Bến Thành Theatre (Nhà hát Bến Thành) is a theatre for performing arts inside a building that technically known as District 1 Cultural Center, now is Saigon Ward Public Service Center. Located at No. 6 Mạc Đĩnh Chi Street, Bến Nghé ward, District 1, Ho Chi Minh City (now is Saigon ward), the theatre was built to serve the performance needs of a district-level cultural center. It is one of the major theatres in the municipality, alongside with the Hòa Bình Theater and Saigon Opera House.

== Usage ==

=== Theatre ===
There are two rooms, the 1040-people room is used for performing arts (concert, musical theatre, etc) and can be used for fan meeting. While the 150-people room is usually used for press conferences, conventions, mini shows or open stage.
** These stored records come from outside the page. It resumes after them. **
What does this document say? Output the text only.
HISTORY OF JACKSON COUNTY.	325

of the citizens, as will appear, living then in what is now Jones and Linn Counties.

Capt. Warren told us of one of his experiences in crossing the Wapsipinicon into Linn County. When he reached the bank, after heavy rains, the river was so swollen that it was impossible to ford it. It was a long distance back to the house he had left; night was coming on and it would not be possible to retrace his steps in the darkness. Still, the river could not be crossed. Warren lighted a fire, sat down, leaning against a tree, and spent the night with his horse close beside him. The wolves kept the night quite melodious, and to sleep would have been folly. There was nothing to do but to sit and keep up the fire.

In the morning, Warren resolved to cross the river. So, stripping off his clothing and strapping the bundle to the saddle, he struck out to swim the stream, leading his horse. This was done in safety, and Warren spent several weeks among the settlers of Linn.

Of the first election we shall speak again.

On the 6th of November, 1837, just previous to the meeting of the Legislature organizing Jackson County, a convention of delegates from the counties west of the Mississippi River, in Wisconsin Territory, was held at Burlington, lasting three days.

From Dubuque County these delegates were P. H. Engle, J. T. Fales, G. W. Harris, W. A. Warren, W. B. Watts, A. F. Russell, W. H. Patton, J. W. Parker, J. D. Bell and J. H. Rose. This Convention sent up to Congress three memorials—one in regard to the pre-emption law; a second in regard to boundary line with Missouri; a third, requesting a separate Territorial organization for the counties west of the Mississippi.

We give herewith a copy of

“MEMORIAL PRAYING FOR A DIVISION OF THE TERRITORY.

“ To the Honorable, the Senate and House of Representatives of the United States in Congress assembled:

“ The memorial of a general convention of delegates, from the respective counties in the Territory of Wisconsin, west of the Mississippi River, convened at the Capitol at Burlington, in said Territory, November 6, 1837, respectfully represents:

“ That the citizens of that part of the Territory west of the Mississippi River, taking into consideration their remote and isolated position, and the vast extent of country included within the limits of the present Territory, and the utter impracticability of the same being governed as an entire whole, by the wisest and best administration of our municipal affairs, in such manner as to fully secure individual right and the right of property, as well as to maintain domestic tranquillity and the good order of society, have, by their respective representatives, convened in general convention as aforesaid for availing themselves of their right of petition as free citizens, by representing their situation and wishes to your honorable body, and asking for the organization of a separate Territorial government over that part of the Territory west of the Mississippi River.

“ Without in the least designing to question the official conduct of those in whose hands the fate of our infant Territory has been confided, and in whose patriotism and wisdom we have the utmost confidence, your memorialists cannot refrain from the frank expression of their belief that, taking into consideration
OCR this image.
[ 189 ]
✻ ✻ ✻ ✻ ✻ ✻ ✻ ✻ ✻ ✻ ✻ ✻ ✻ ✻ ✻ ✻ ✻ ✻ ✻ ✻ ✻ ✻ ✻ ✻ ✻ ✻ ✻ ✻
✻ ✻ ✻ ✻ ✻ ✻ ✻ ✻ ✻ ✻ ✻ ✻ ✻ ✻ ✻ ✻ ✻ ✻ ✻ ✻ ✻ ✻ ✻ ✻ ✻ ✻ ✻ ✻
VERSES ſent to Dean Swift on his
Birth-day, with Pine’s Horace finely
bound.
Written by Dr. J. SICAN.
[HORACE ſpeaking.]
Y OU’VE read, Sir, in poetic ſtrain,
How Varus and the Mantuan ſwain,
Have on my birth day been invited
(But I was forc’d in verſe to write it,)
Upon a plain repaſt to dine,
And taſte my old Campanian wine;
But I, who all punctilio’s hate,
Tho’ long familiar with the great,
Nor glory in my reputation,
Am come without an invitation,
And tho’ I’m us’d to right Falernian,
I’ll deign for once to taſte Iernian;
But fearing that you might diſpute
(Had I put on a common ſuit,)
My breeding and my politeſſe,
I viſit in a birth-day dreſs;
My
The theatre is located at the 1stFloor.

=== Cinema ===
The DCine Bến Thành Cinema, opened in 2019 with 5 rooms and about 500 seats. The cinema is located at the Ground Floor.

=== Music Lounge ===
The Bến Thành Lounge (Phòng trà Bến Thành) is located at the 3rd Floor with about 300 seat. The lounge is where so many well-known Vietnamese singers have performed, such as Cẩm Ly, Quốc Thiên, Văn Mai Hương, etc.